Ceux qui font de la voile savent que le plus important, pour guider et régler son bateau, n’est pas le vent réel, objectif, vrai, mais ce qu’on appelle le vent apparent, qui est un combinaison, une composition géométrique du vent réel et du mouvement propre du bateau. C’est par rapport à ce vent apparent que les voiles doivent être réglées.
Il en va de même dans les relations sociales, humaines, et probablement, au-delà, dans les relations animales : ce qui compte et justifie notre comportement, ce n’est pas l’être vrai, objectif, que nous avons en face de nous, mais l’être apparent qui est une combinaison de cet être objectif et de notre propre vision, de notre propre position. C’est cet être apparent qui est notre vrai interlocuteur et lui avec lequel nous interagissons. Et c’est même plus compliqué encore car à coté de l’être vrai et de l’être apparent, il y a encore cet être social que chacun d’entre nous projette à l’extérieur de lui et qui fait que, souvent, nous ne sommes ni véridiques, ni authentiques, et parfois pour d’excellentes raisons.

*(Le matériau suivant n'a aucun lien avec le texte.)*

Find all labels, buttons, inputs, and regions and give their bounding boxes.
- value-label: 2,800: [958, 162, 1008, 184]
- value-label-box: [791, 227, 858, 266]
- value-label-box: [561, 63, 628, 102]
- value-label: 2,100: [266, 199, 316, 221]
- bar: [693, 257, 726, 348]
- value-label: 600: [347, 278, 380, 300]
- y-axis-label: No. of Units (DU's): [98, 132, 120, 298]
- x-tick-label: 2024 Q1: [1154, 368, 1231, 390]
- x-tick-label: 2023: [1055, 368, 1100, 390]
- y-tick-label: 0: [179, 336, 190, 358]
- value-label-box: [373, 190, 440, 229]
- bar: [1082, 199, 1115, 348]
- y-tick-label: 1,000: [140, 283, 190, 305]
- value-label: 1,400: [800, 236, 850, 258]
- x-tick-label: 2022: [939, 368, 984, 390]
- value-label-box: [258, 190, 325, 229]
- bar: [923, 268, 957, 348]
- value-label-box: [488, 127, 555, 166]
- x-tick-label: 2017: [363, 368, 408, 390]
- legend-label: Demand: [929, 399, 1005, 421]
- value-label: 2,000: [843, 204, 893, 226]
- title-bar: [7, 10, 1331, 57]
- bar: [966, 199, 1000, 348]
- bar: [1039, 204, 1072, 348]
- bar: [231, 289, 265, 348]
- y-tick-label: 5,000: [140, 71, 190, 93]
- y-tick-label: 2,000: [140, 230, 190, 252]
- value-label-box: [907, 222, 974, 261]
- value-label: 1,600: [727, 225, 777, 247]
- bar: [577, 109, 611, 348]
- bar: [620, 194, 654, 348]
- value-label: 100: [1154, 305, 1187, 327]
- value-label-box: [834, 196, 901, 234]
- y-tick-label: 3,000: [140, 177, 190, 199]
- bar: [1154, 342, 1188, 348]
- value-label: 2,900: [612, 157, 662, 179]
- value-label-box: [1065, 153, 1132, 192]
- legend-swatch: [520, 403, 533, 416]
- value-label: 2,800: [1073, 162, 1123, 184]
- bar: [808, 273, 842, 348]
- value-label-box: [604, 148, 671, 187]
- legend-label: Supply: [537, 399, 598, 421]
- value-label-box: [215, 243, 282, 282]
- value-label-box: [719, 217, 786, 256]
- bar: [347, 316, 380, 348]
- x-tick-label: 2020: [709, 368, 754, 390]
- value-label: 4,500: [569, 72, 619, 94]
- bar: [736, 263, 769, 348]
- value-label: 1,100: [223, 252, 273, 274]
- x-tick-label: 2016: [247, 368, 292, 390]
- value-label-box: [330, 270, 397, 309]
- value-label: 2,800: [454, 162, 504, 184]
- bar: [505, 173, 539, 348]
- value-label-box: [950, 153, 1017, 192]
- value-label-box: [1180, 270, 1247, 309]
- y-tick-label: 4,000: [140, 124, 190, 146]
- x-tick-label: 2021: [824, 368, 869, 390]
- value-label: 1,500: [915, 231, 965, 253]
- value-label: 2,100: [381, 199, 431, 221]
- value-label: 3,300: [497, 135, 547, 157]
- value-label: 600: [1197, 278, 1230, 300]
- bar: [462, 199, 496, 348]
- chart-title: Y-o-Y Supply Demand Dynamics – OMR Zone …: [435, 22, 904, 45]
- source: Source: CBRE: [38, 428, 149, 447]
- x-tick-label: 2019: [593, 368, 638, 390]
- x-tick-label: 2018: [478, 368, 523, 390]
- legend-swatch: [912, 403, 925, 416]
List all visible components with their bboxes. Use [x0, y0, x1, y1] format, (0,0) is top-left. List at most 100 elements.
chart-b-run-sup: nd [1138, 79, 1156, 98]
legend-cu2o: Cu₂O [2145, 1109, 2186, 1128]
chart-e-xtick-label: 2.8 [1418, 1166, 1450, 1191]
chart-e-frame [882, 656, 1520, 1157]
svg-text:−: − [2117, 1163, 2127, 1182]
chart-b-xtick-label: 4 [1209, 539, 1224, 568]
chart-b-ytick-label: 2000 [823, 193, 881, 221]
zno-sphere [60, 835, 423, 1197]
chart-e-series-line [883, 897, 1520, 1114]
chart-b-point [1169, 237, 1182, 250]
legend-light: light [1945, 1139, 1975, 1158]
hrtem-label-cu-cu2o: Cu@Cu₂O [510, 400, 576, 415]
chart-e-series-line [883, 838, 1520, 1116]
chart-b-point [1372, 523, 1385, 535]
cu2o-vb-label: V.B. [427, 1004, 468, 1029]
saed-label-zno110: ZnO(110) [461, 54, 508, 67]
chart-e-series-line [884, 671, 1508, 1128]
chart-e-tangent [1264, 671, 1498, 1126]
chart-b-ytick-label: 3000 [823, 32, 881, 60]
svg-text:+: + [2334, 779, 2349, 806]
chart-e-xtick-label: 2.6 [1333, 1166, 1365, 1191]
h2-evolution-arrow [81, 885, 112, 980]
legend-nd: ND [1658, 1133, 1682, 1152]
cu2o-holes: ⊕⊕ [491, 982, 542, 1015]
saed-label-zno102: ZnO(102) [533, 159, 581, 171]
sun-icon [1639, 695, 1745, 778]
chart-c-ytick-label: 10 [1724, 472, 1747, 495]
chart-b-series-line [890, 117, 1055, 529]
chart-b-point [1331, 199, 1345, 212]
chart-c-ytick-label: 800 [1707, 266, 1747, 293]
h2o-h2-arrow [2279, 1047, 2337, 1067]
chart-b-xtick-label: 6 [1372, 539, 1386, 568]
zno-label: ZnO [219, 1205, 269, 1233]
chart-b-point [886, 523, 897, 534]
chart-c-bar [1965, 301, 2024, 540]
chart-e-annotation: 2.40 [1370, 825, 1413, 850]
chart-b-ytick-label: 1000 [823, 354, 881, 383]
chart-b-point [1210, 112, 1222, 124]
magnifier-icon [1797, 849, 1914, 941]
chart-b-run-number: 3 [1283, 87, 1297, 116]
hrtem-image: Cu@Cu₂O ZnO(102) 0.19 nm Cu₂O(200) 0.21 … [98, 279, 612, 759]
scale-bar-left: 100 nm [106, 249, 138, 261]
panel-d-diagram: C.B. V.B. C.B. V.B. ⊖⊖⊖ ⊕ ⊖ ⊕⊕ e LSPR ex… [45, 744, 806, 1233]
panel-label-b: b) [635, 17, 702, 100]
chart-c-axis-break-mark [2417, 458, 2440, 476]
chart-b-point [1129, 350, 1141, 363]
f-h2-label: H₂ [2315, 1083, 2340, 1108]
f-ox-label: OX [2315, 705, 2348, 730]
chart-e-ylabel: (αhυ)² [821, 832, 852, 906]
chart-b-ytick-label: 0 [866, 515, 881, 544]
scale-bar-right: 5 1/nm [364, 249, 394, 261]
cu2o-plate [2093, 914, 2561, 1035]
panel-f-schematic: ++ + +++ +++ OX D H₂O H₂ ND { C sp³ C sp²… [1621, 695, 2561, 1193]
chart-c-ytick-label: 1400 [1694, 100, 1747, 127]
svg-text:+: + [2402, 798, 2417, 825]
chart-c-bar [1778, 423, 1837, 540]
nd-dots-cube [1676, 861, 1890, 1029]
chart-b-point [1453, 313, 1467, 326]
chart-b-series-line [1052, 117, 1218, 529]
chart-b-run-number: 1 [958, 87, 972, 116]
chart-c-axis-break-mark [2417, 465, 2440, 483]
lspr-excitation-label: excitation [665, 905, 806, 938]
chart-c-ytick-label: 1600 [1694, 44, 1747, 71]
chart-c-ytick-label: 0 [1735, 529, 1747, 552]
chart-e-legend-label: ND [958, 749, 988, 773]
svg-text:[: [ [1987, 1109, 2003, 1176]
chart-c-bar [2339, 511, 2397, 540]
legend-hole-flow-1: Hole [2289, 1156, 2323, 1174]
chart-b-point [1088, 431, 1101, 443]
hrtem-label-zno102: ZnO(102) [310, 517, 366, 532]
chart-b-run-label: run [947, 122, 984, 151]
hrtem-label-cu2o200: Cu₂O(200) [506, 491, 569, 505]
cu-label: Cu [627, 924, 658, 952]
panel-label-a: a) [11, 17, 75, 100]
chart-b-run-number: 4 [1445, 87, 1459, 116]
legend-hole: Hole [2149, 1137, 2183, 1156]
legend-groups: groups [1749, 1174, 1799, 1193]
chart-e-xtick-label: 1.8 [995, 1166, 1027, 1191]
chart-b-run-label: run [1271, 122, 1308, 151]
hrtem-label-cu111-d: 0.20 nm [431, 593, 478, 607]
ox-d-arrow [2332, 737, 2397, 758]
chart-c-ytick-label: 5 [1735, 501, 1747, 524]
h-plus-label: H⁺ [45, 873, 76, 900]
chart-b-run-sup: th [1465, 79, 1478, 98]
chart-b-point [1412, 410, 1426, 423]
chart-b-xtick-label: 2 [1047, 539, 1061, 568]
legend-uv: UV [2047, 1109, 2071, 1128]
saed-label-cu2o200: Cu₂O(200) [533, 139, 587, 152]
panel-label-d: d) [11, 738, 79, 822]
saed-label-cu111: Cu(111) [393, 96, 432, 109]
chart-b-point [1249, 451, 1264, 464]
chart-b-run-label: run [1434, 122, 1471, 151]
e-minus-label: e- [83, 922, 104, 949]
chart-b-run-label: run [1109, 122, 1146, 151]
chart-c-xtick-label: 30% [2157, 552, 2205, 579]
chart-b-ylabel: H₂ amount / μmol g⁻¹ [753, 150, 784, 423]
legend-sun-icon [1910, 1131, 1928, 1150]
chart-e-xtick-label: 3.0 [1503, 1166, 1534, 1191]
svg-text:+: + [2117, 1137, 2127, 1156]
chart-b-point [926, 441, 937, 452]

C’est cet être social qui, par tendresse, gentillesse, politesse, par tout ce qui ressort du souci de l’autre, dit non quand il pense oui, dit oui quand il pense non, remercie et fait des risettes quand il voudrait s’enfuir.
Dans ce grand barnum où chacun porte un masque, ne voit les autres qu’à partir de son propre mouvement et projette sur eux ses propres angoisses, ses propres désirs, ses propres fantasmes, le malentendu est roi. Et nous avons beau passer notre vie, comme les personnages du Planétarium de Nathalie Sarraute, à calculer les autres, à tenter de les deviner, nous sommes le plus souvent à côté de la plaque, nos efforts mettant un noeud supplémentaire à un écheveau déjà inextricable.
Et c’est ainsi que le monde va, avec des malentendus qui se répercutent en abyme.
Et quand, par extraordinaire, les miroirs se brisent et que nous percevons enfin la réalité immédiate de l’être, cette révélation est comme un miracle.
En photo d’illustration, un superbe 8 Metre JI, vu sortant de la Rivière de Crac’h, près de la Trinité.